Cheryl Elston - Group debrief
We did have a debrief in-country before we left. We were sitting with all of our peers, and the good old Australian soldier doesn't want to show weakness. We don't want our mates to think that we didn't cope. And it was very light-hearted. There was no individual debrief, and that changed. My further deployments, you had an individual debrief, where you had the opportunity to feel safe. But, at the time, it was a group debrief, and I could see it.
A few of my friends had talked to me over our rotation. When we'd had a bad day or a couple of bad resus’ they would say to me, "Hey, Cheryl, that one sucked." I think because I was the female.
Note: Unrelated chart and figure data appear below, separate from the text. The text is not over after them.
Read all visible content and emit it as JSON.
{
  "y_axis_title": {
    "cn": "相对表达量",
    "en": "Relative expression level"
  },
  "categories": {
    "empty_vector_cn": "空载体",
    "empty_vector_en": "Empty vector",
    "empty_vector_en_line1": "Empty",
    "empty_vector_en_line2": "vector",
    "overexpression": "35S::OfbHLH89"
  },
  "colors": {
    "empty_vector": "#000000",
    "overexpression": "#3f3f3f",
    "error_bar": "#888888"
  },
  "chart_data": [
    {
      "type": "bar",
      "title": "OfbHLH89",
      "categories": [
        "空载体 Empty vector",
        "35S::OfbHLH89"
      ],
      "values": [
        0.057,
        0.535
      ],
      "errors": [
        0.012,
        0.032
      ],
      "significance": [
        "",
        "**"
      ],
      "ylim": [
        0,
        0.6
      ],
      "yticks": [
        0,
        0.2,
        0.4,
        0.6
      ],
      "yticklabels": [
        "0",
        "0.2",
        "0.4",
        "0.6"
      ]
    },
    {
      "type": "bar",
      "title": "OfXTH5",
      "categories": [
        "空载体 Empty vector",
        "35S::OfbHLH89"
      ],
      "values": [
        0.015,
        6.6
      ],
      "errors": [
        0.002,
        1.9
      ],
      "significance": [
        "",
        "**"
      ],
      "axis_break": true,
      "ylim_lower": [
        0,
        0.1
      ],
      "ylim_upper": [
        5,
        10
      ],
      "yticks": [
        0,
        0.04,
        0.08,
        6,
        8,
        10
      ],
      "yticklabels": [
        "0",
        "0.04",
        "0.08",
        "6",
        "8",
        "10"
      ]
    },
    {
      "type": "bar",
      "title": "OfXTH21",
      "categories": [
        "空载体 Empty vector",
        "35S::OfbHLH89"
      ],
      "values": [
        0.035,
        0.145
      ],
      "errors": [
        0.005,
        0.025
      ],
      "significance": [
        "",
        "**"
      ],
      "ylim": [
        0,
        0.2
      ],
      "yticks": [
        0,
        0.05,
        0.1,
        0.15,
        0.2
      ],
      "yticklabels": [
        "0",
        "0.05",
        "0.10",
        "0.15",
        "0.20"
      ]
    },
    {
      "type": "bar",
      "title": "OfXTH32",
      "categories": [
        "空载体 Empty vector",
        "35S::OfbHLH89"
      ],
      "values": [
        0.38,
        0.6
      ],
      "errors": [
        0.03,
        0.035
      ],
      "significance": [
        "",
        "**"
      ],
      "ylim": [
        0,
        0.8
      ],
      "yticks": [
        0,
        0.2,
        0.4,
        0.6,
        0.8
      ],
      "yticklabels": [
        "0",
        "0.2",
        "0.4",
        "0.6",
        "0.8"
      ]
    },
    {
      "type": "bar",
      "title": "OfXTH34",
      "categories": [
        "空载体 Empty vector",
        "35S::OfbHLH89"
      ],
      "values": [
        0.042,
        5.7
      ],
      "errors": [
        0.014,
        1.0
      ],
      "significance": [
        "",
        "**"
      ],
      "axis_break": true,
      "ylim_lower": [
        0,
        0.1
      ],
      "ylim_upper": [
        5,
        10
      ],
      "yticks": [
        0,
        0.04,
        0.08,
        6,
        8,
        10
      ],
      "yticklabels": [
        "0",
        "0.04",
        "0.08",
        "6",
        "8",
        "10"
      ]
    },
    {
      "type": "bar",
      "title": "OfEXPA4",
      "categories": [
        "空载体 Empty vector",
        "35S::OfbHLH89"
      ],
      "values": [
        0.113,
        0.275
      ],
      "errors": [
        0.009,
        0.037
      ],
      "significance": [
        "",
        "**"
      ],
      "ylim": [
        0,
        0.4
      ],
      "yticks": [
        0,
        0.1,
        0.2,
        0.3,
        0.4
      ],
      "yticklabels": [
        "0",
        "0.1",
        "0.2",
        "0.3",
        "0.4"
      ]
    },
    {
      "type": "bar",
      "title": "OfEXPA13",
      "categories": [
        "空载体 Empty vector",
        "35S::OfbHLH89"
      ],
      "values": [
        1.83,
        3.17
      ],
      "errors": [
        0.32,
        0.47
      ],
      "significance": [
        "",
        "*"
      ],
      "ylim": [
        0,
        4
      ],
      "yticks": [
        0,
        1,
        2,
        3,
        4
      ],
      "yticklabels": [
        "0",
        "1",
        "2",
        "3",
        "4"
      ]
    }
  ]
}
And they'd come up and sit outside my room, and we'd talk, and after that, they'd be fine. They'd got it off their chest type of thing. And I'm glad I was there for that, but I wasn't a professional at, "What should I say?" I was dealing with it myself as well, so we were just honest, and we'd talk about that and say, "Yeah, it was bad. It sucks, and mines should be banned."
We'd talk, say all those things, and share our frustration, and our anger, and our hurt, and disappointment, and all that. But sitting in a room where you had your peers, you just didn't want to say, "Oh, I found that particular one hard," or "He affected me." It's not the done thing in the Australian Army, in particular. We don't show weakness. We're supposed to be tough. So I don't think that was the smartest way of doing it, and I think they learned from that. I think they really, truly believe they learned from that.